Faute d’accord politique, cette piste est restée théorique. Les divisions au sein du CPT, l’absence de figure consensuelle et l’urgence sécuritaire ont conduit à privilégier la continuité plutôt qu’une refondation institutionnelle risquée.
Fin janvier, une majorité de 5 membres (sur les 7 ayant droitdevote) du CPT a adopté une résolution visant à limoger Alix Didier Fils-Aimé, lui reprochant une gestion jugée inefficace face à l’insécurité généralisée et au chaos institutionnel.
Mais la résolution n’a jamais été publiée au Journal officiel. Le coordonnateur du CPT, Laurent Saint-Cyr, a refusé de la signer, bloquant ainsi son entrée en vigueur. Sous la pression de partenaires internationaux, inquiets d’une déstabilisation supplémentaire, l’initiative s’est éteinte sans effet.
Une transition sans horizon démocratique
La Constitution haïtienne prévoit l’organisation régulière d’élections générales. Or, aucun scrutin national n’a été tenu depuis 2016.
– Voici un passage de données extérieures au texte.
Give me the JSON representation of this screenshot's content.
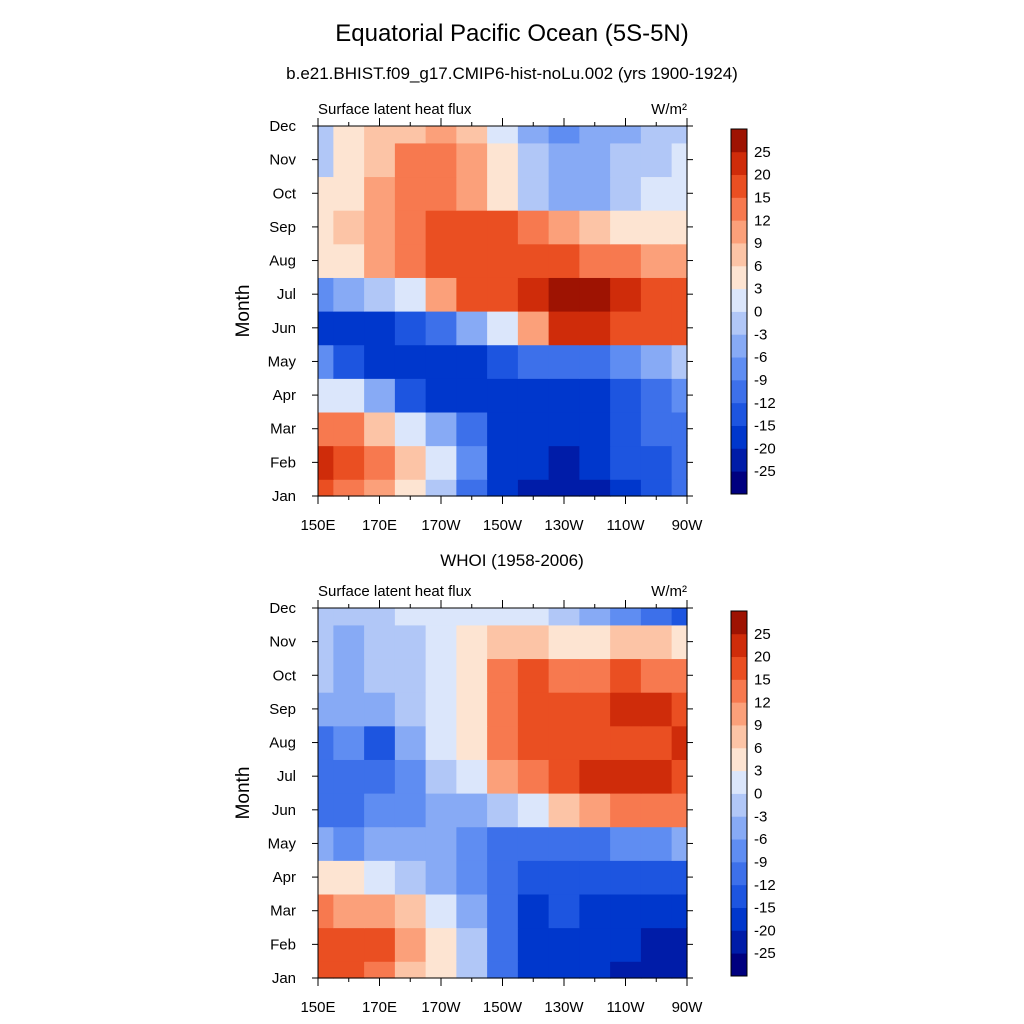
{
  "figure": {
    "title": "Equatorial Pacific Ocean (5S-5N)"
  },
  "chart_data": [
    {
      "type": "heatmap",
      "title": "b.e21.BHIST.f09_g17.CMIP6-hist-noLu.002 (yrs 1900-1924)",
      "left_label": "Surface latent heat flux",
      "units": "W/m²",
      "xlabel": "",
      "ylabel": "Month",
      "x": [
        "150E",
        "160E",
        "170E",
        "180",
        "170W",
        "160W",
        "150W",
        "140W",
        "130W",
        "120W",
        "110W",
        "100W",
        "90W"
      ],
      "x_tick_labels": [
        "150E",
        "170E",
        "170W",
        "150W",
        "130W",
        "110W",
        "90W"
      ],
      "y": [
        "Jan",
        "Feb",
        "Mar",
        "Apr",
        "May",
        "Jun",
        "Jul",
        "Aug",
        "Sep",
        "Oct",
        "Nov",
        "Dec"
      ],
      "values": [
        [
          17,
          12,
          9,
          4,
          -3,
          -12,
          -18,
          -21,
          -22,
          -22,
          -17,
          -14,
          -12
        ],
        [
          20,
          18,
          13,
          7,
          0,
          -9,
          -16,
          -20,
          -21,
          -20,
          -15,
          -13,
          -12
        ],
        [
          13,
          12,
          7,
          2,
          -5,
          -12,
          -18,
          -20,
          -20,
          -17,
          -13,
          -11,
          -10
        ],
        [
          2,
          0,
          -6,
          -13,
          -18,
          -20,
          -19,
          -19,
          -18,
          -16,
          -13,
          -10,
          -8
        ],
        [
          -9,
          -13,
          -17,
          -20,
          -20,
          -17,
          -14,
          -12,
          -11,
          -10,
          -8,
          -6,
          -3
        ],
        [
          -16,
          -17,
          -16,
          -14,
          -10,
          -4,
          2,
          9,
          22,
          24,
          17,
          15,
          16
        ],
        [
          -8,
          -6,
          -3,
          2,
          9,
          15,
          18,
          22,
          26,
          26,
          20,
          17,
          16
        ],
        [
          3,
          5,
          9,
          12,
          17,
          17,
          19,
          18,
          16,
          14,
          12,
          10,
          10
        ],
        [
          4,
          6,
          10,
          14,
          17,
          17,
          16,
          13,
          10,
          7,
          5,
          4,
          4
        ],
        [
          3,
          5,
          9,
          12,
          12,
          9,
          4,
          -3,
          -6,
          -4,
          -2,
          1,
          2
        ],
        [
          -1,
          4,
          8,
          12,
          12,
          9,
          4,
          -3,
          -6,
          -5,
          -3,
          -1,
          0
        ],
        [
          -3,
          3,
          6,
          8,
          9,
          6,
          0,
          -5,
          -8,
          -6,
          -4,
          -3,
          -3
        ]
      ],
      "colorbar": {
        "levels": [
          -25,
          -20,
          -15,
          -12,
          -9,
          -6,
          -3,
          0,
          3,
          6,
          9,
          12,
          15,
          20,
          25
        ],
        "colors": [
          "#00007f",
          "#001ca8",
          "#0037cc",
          "#1d55e0",
          "#3d70ea",
          "#5f8df2",
          "#87aaf5",
          "#b1c7f7",
          "#dbe6fb",
          "#fde4d2",
          "#fcc4a6",
          "#fba07a",
          "#f7794f",
          "#ea4f22",
          "#cf2c0a",
          "#9e1302"
        ]
      }
    },
    {
      "type": "heatmap",
      "title": "WHOI (1958-2006)",
      "left_label": "Surface latent heat flux",
      "units": "W/m²",
      "xlabel": "",
      "ylabel": "Month",
      "x": [
        "150E",
        "160E",
        "170E",
        "180",
        "170W",
        "160W",
        "150W",
        "140W",
        "130W",
        "120W",
        "110W",
        "100W",
        "90W"
      ],
      "x_tick_labels": [
        "150E",
        "170E",
        "170W",
        "150W",
        "130W",
        "110W",
        "90W"
      ],
      "y": [
        "Jan",
        "Feb",
        "Mar",
        "Apr",
        "May",
        "Jun",
        "Jul",
        "Aug",
        "Sep",
        "Oct",
        "Nov",
        "Dec"
      ],
      "values": [
        [
          16,
          16,
          13,
          8,
          3,
          -3,
          -10,
          -16,
          -17,
          -19,
          -22,
          -23,
          -25
        ],
        [
          17,
          17,
          17,
          11,
          4,
          -3,
          -12,
          -16,
          -16,
          -17,
          -20,
          -22,
          -22
        ],
        [
          12,
          11,
          10,
          6,
          0,
          -6,
          -12,
          -17,
          -15,
          -16,
          -18,
          -19,
          -19
        ],
        [
          3,
          3,
          2,
          -1,
          -4,
          -8,
          -12,
          -15,
          -13,
          -14,
          -15,
          -15,
          -15
        ],
        [
          -6,
          -7,
          -6,
          -6,
          -6,
          -8,
          -10,
          -12,
          -11,
          -10,
          -9,
          -7,
          -5
        ],
        [
          -11,
          -10,
          -9,
          -7,
          -6,
          -4,
          -2,
          2,
          7,
          9,
          12,
          13,
          12
        ],
        [
          -12,
          -12,
          -11,
          -7,
          -2,
          1,
          10,
          14,
          17,
          20,
          21,
          21,
          18
        ],
        [
          -10,
          -9,
          -13,
          -4,
          0,
          4,
          13,
          16,
          19,
          18,
          17,
          17,
          21
        ],
        [
          -5,
          -4,
          -6,
          -1,
          1,
          3,
          14,
          16,
          16,
          17,
          20,
          23,
          19
        ],
        [
          -3,
          -4,
          -3,
          -1,
          2,
          4,
          14,
          15,
          14,
          14,
          15,
          14,
          14
        ],
        [
          -3,
          -4,
          -3,
          -1,
          2,
          3,
          8,
          7,
          5,
          5,
          6,
          6,
          5
        ],
        [
          -2,
          -1,
          -1,
          0,
          1,
          1,
          1,
          0,
          -2,
          -4,
          -7,
          -12,
          -15
        ]
      ],
      "colorbar": {
        "levels": [
          -25,
          -20,
          -15,
          -12,
          -9,
          -6,
          -3,
          0,
          3,
          6,
          9,
          12,
          15,
          20,
          25
        ],
        "colors": [
          "#00007f",
          "#001ca8",
          "#0037cc",
          "#1d55e0",
          "#3d70ea",
          "#5f8df2",
          "#87aaf5",
          "#b1c7f7",
          "#dbe6fb",
          "#fde4d2",
          "#fcc4a6",
          "#fba07a",
          "#f7794f",
          "#ea4f22",
          "#cf2c0a",
          "#9e1302"
        ]
      }
    }
  ]
}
La fin du CPT laisse donc le pays dans une situation paradoxale : un exécutif opérationnel, mais sans ancrage populaire, et un dialogue national fragmenté, dont la relance s’annonce lente et incertaine.
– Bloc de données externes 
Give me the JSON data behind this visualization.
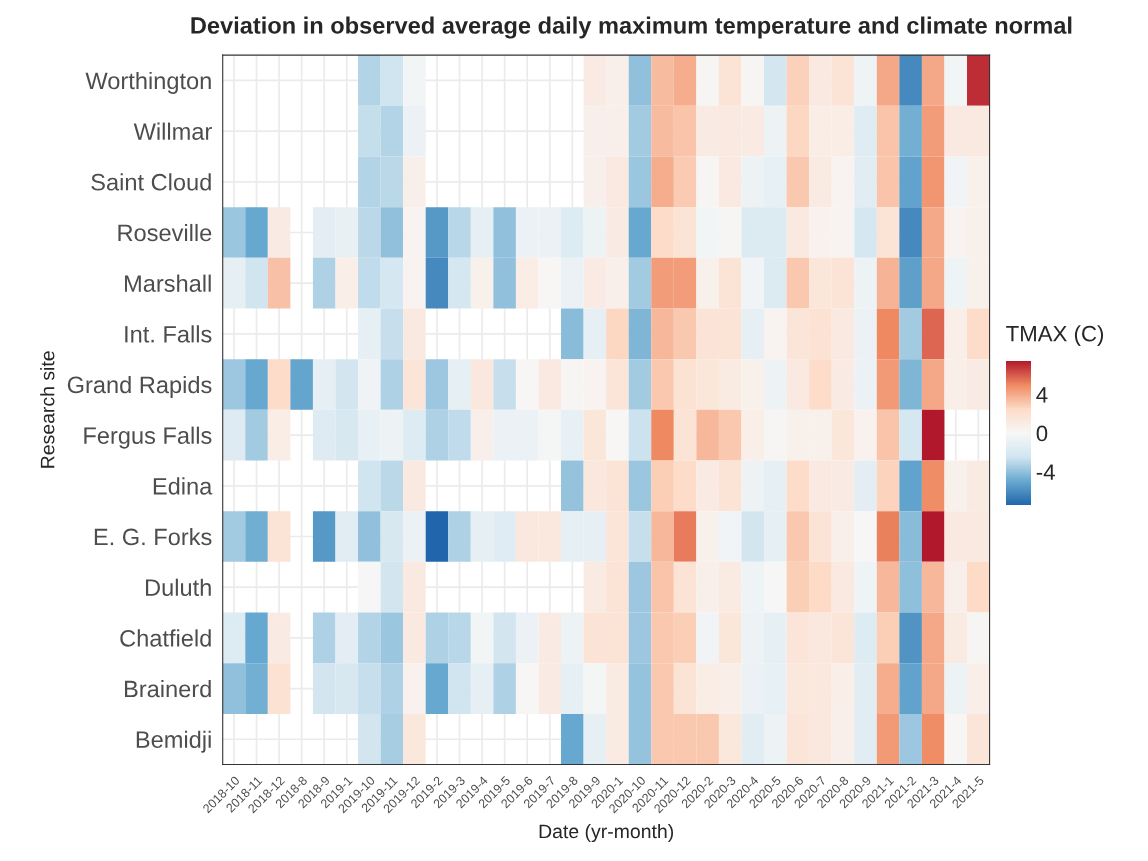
{
  "chart_data": {
    "type": "heatmap",
    "title": "Deviation in observed average daily maximum temperature and climate normal",
    "xlabel": "Date (yr-month)",
    "ylabel": "Research site",
    "clabel": "TMAX (C)",
    "categories": [
      "2018-10",
      "2018-11",
      "2018-12",
      "2018-8",
      "2018-9",
      "2019-1",
      "2019-10",
      "2019-11",
      "2019-12",
      "2019-2",
      "2019-3",
      "2019-4",
      "2019-5",
      "2019-6",
      "2019-7",
      "2019-8",
      "2019-9",
      "2020-1",
      "2020-10",
      "2020-11",
      "2020-12",
      "2020-2",
      "2020-3",
      "2020-4",
      "2020-5",
      "2020-6",
      "2020-7",
      "2020-8",
      "2020-9",
      "2021-1",
      "2021-2",
      "2021-3",
      "2021-4",
      "2021-5"
    ],
    "y_categories": [
      "Worthington",
      "Willmar",
      "Saint Cloud",
      "Roseville",
      "Marshall",
      "Int. Falls",
      "Grand Rapids",
      "Fergus Falls",
      "Edina",
      "E. G. Forks",
      "Duluth",
      "Chatfield",
      "Brainerd",
      "Bemidji"
    ],
    "cells": [
      [
        null,
        null,
        null,
        null,
        null,
        null,
        -3.2,
        -2.5,
        -0.3,
        null,
        null,
        null,
        null,
        null,
        null,
        null,
        1.0,
        0.7,
        -4.0,
        3.5,
        3.9,
        0.2,
        1.8,
        0.2,
        -2.3,
        2.8,
        1.2,
        1.8,
        -0.6,
        4.1,
        -6.2,
        4.1,
        -0.3,
        7.0
      ],
      [
        null,
        null,
        null,
        null,
        null,
        null,
        -2.8,
        -3.2,
        -0.8,
        null,
        null,
        null,
        null,
        null,
        null,
        null,
        0.7,
        0.7,
        -3.6,
        3.5,
        3.2,
        1.0,
        1.2,
        1.0,
        -0.7,
        2.6,
        0.9,
        0.9,
        -1.5,
        3.2,
        -4.7,
        4.4,
        1.2,
        1.2
      ],
      [
        null,
        null,
        null,
        null,
        null,
        null,
        -3.2,
        -3.0,
        0.7,
        null,
        null,
        null,
        null,
        null,
        null,
        null,
        0.7,
        1.2,
        -3.8,
        3.9,
        3.0,
        0.2,
        1.2,
        -0.7,
        -1.0,
        3.1,
        1.1,
        0.3,
        -1.4,
        3.2,
        -5.2,
        4.6,
        -0.4,
        0.6
      ],
      [
        -3.8,
        -5.0,
        1.0,
        null,
        -1.3,
        -0.9,
        -3.0,
        -4.0,
        0.4,
        -5.6,
        -3.1,
        -1.1,
        -4.0,
        -0.8,
        -0.8,
        -1.7,
        -0.7,
        1.0,
        -5.0,
        2.4,
        1.7,
        -0.3,
        0.2,
        -1.8,
        -1.8,
        1.2,
        0.5,
        0.3,
        -2.2,
        1.7,
        -6.2,
        4.0,
        0.3,
        0.6
      ],
      [
        -1.1,
        -2.5,
        3.3,
        null,
        -3.3,
        0.8,
        -2.9,
        -2.2,
        0.3,
        -6.2,
        -2.2,
        0.6,
        -4.0,
        0.9,
        0.1,
        -0.8,
        1.0,
        0.7,
        -3.6,
        4.4,
        4.4,
        0.6,
        1.8,
        -0.4,
        -1.8,
        3.1,
        1.5,
        1.8,
        -0.7,
        3.7,
        -5.3,
        4.1,
        -0.6,
        0.6
      ],
      [
        null,
        null,
        null,
        null,
        null,
        null,
        -1.1,
        -2.7,
        1.2,
        null,
        null,
        null,
        null,
        null,
        null,
        -4.2,
        -1.1,
        2.6,
        -4.4,
        3.6,
        3.1,
        1.7,
        1.7,
        -1.1,
        0.3,
        1.6,
        1.9,
        1.2,
        -0.8,
        5.0,
        -3.6,
        5.8,
        0.8,
        2.4
      ],
      [
        -3.7,
        -5.0,
        2.4,
        -5.1,
        -1.1,
        -2.4,
        -0.5,
        -3.3,
        1.6,
        -3.7,
        -1.1,
        1.3,
        -2.7,
        0.1,
        1.2,
        0.2,
        0.3,
        1.6,
        -3.6,
        3.1,
        1.9,
        1.5,
        1.1,
        0.6,
        -0.7,
        1.2,
        2.4,
        1.0,
        -0.8,
        4.5,
        -4.4,
        4.1,
        0.8,
        1.0
      ],
      [
        -1.6,
        -3.6,
        0.9,
        null,
        -1.6,
        -2.0,
        -1.0,
        -0.7,
        -1.7,
        -3.3,
        -2.9,
        0.7,
        -0.8,
        -0.8,
        -0.2,
        -1.0,
        1.5,
        0.1,
        -2.6,
        5.0,
        1.7,
        3.6,
        3.1,
        0.8,
        0.2,
        0.6,
        0.6,
        1.5,
        0.5,
        3.2,
        -2.2,
        7.5,
        null,
        null
      ],
      [
        null,
        null,
        null,
        null,
        null,
        null,
        -2.5,
        -3.0,
        1.2,
        null,
        null,
        null,
        null,
        null,
        null,
        -3.9,
        1.3,
        1.8,
        -3.8,
        2.9,
        2.4,
        1.0,
        1.8,
        -0.7,
        -1.1,
        2.3,
        1.2,
        1.0,
        -1.3,
        2.7,
        -5.2,
        4.9,
        0.6,
        1.1
      ],
      [
        -3.6,
        -4.8,
        1.8,
        null,
        -5.6,
        -1.4,
        -4.0,
        -2.1,
        -0.8,
        -7.5,
        -3.3,
        -1.1,
        -1.5,
        1.3,
        1.3,
        -1.1,
        -1.1,
        1.6,
        -2.7,
        3.6,
        5.3,
        0.6,
        -0.4,
        -2.4,
        -1.1,
        3.1,
        1.7,
        0.7,
        -0.1,
        5.2,
        -4.2,
        7.5,
        1.2,
        1.2
      ],
      [
        null,
        null,
        null,
        null,
        null,
        null,
        -0.1,
        -2.4,
        1.2,
        null,
        null,
        null,
        null,
        null,
        null,
        null,
        1.1,
        1.8,
        -3.7,
        3.2,
        1.7,
        0.7,
        1.1,
        -0.6,
        -0.1,
        2.9,
        2.5,
        1.2,
        -0.6,
        3.6,
        -4.1,
        3.6,
        0.7,
        2.5
      ],
      [
        -1.7,
        -5.0,
        1.0,
        null,
        -3.3,
        -1.3,
        -3.2,
        -3.8,
        1.2,
        -3.3,
        -3.1,
        -0.3,
        -2.4,
        -0.8,
        1.0,
        -0.7,
        1.7,
        1.7,
        -3.7,
        3.1,
        2.9,
        -0.4,
        1.5,
        -0.7,
        -1.1,
        1.6,
        1.3,
        1.6,
        -1.7,
        2.9,
        -5.8,
        4.1,
        1.1,
        0.2
      ],
      [
        -4.0,
        -4.7,
        1.9,
        null,
        -2.4,
        -2.1,
        -2.7,
        -3.3,
        0.5,
        -5.0,
        -2.5,
        -1.1,
        -3.3,
        0.1,
        1.0,
        -1.1,
        -0.2,
        1.1,
        -3.9,
        3.1,
        1.8,
        0.9,
        0.8,
        -0.8,
        -1.0,
        1.4,
        1.3,
        0.8,
        -1.4,
        3.9,
        -5.2,
        4.1,
        -0.7,
        0.8
      ],
      [
        null,
        null,
        null,
        null,
        null,
        null,
        -2.4,
        -3.5,
        1.4,
        null,
        null,
        null,
        null,
        null,
        null,
        -5.0,
        -1.1,
        1.1,
        -3.9,
        3.1,
        3.1,
        3.1,
        1.4,
        -1.4,
        -0.7,
        1.6,
        1.3,
        0.7,
        -1.4,
        4.5,
        -3.7,
        4.9,
        0.1,
        1.6
      ]
    ],
    "clim": [
      -7.5,
      7.5
    ],
    "cticks": [
      -4,
      0,
      4
    ],
    "grid": true
  }
}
Les organisations de la société civile dénoncent un processus politique déconnecté des priorités de la population : sécurité, retour de l’autorité de l’État, accès aux services publics et respect de l’ordre constitutionnel.
Pour beaucoup, la transition a davantage servi à gérer l’urgence qu’à préparer l’avenir.
Une crise prolongée
La disparition du Conseil présidentiel de transition ne clôt pas la crise haïtienne. Elle en prolonge les effets. Les propositions avancées dans les dernières heures du CPT ont été neutralisées par les rivalités internes, les pressions externes et l’incapacité des acteurs politiques à construire un consensus minimal.
Le maintien de facto d’Alix Didier Fils-Aimé au sommet de l’exécutif illustre cette transition inachevée, où la stabilité administrative supplante la légitimité démocratique.
Pour Haïti, la route vers des élections crédibles en vue d’un véritable retour à l’ordre constitutionnel reste longue, incertaine et semée d’obstacles.